Here is a statement from GMA’s Brian Kennedy sent to news outlets by email Thursday afternoon:
“In the spirit of continuing cooperation and in an effort to provide Washington voters with full transparency about GMA’s funding for the “No on 522” campaign, the association has voluntarily decided to establish a Washington State political committee and to file reports with the PDC disclosing the source of all funds used in connection with Washington State elections.
“GMA is taking this action to allow the campaign to focus on the important issues related to the I-522 ballot proposal itself, and to put an end to unnecessary distraction and speculation about sources and amounts of funding.

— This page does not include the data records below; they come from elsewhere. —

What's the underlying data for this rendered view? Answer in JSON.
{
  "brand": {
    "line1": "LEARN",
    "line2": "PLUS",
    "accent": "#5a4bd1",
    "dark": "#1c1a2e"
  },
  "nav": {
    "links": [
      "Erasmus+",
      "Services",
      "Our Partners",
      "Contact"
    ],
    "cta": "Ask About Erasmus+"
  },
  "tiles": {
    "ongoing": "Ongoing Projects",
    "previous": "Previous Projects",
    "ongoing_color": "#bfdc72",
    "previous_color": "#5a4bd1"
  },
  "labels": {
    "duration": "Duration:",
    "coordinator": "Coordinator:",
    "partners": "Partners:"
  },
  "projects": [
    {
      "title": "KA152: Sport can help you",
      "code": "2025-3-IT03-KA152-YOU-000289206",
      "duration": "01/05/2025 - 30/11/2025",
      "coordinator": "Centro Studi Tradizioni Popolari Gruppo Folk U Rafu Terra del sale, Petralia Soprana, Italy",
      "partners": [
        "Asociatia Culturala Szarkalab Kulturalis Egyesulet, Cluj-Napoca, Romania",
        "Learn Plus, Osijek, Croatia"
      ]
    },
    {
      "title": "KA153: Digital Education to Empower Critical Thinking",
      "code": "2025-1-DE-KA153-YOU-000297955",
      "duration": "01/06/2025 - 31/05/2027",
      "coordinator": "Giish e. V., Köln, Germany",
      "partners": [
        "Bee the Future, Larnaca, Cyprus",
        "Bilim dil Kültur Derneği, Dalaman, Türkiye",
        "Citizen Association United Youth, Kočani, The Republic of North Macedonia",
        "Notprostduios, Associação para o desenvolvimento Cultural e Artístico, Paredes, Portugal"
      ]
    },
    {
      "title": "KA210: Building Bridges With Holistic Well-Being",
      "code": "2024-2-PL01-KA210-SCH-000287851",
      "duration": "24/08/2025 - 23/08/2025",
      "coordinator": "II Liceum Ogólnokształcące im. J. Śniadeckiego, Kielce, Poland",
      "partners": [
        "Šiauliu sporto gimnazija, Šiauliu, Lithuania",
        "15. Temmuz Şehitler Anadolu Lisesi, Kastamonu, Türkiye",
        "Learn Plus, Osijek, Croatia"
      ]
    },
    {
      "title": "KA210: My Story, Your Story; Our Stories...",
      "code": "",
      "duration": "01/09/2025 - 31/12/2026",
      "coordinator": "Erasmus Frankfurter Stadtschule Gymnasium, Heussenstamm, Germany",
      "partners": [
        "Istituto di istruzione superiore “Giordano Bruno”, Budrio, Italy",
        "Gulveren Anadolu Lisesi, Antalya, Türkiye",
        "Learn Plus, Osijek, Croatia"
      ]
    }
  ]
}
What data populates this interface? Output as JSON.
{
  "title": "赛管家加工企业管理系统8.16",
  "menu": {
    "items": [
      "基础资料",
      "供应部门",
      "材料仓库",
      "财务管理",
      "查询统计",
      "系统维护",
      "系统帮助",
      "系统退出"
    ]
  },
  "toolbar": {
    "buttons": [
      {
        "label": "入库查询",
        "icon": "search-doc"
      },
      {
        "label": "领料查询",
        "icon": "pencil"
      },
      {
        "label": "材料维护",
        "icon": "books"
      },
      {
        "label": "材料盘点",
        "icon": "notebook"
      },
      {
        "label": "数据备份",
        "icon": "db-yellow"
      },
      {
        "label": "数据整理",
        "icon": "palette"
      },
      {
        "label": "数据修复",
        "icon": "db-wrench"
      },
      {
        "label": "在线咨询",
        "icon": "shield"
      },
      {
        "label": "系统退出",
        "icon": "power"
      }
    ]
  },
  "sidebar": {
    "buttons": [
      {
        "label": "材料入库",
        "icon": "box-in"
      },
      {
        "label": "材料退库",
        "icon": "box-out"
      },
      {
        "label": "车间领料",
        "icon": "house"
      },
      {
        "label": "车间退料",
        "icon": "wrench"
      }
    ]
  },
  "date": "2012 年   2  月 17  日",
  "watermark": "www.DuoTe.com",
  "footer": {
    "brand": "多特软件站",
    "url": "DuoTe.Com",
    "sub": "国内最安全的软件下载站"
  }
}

“GMA has cooperated fully with the Public Disclosure Commission and the Attorney General throughout their investigation, and will continue to engage state authorities in a constructive dialogue in the weeks and months ahead.”
Spokeswoman Lori Anderson of the PDC said her agency had not received filings from the GMA. We have other queries in to the Attorney General’s Office to learn if the filings would answer the AG’s complaint, which Ferguson’s lawyers prepared on behalf of the PDC.
Ferguson’s complaint identified action by the GMA to create a special account to fight state ballot measures including I-522 that would be paid for by a special assessment of member – separate from dues.
That solicitation of a special contribution appears to be a key element that put the group in legal peril under state campaign-finance laws. Internal GMO members cited by the attorney general indicated it could spend up to $10 million on this campaign.